Attracting the Heart: Social Relations and the Aesthetics of Emotion in Sri Lankan Monastic Culture
An idealized view of the lifestyle of a Buddhist monk might be described according to the doctrinal demand for emotional detachment and, ultimately, the cessation of all desire. Yet monks are also enjoined to practice compassion, a powerful emotion and equally lofty ideal, and live with every other human feeling--love, hate, jealousy, ambition--while relating to other monks and the lay community. In this important ethnography of Buddhism in Sri Lanka, Jeffrey Samuels takes an unprecedented look at how emotion determines and influences the commitments that laypeople and monastics make to each other and to the Buddhist religion in general. By focusing on "multimoment" histories, Samuels highlights specific junctures in which ideas about recruitment, vocation, patronage, and institution-building are dynamically negotiated and refined. Positing a nexus between aesthetics and affect, he illustrates not only how aesthetic responses trigger certain emotions, but also how personal and shared emotions, at the local level, shape notions of beauty.

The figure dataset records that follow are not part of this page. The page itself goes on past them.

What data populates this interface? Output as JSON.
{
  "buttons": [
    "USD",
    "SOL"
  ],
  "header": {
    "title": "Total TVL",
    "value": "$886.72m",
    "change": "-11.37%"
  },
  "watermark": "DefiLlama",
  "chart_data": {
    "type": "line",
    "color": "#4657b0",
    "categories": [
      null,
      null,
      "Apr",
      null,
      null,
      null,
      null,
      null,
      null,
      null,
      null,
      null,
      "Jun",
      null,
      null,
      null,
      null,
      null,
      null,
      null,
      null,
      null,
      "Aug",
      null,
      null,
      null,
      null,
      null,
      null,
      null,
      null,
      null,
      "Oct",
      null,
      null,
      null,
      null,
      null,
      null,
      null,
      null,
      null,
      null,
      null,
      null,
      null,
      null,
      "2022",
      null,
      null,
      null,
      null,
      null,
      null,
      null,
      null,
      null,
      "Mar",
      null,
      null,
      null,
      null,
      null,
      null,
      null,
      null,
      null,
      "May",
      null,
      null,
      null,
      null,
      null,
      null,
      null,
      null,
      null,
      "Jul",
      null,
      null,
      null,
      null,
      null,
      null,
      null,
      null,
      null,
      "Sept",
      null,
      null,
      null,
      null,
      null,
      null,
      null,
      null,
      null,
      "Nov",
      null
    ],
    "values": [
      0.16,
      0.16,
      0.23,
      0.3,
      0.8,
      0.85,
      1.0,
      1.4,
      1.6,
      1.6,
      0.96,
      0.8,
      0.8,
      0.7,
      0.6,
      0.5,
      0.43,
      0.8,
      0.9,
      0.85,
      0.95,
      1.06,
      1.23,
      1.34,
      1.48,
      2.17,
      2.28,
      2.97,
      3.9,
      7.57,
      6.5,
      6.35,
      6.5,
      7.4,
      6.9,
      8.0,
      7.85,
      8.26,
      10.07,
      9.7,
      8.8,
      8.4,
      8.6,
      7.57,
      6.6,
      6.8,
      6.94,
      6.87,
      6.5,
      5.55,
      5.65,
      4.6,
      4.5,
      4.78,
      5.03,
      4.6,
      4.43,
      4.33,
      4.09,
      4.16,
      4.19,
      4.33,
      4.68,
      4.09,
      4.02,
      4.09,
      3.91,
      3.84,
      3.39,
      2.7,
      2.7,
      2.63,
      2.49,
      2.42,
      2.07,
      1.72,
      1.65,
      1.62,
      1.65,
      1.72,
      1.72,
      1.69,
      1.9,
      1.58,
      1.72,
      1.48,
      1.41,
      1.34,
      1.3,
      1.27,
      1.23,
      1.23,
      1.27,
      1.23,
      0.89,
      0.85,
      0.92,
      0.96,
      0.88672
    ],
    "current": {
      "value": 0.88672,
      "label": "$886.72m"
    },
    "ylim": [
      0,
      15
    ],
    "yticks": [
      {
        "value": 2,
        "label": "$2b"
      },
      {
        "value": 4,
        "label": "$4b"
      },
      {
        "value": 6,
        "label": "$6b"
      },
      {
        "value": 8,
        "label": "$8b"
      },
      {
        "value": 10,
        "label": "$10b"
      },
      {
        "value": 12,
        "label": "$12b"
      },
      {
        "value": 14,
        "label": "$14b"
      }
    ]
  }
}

Samuels uses the voices of informants to reveal the delicately negotiated character of lay-monastic relations and temple management. In the fields of religion and Buddhist studies there has been a growing recognition of the need to examine affective dimensions of religion. His work breaks new ground in that it answers questions about Buddhist emotions and the constitutive roles they play in social life and religious practice through a close, poignant look at small-scale temple and social networks. Throughout, Samuels makes the case for the need to account for emotions in making intelligible the behavior of religious participants and practitioners.
Drawing on a decade of fieldwork that includes numerous interviews as well as an examination of written and visual sources, Attracting the Heart conveys the manner in which Buddhists describe their own histories, experiences, and encounters as they relate to the formation and continuation of Buddhist monastic culture in contemporary Sri Lanka. The book will be of interest to scholars and students of religion, Buddhist studies, anthropology, and South and Southeast Asian studies.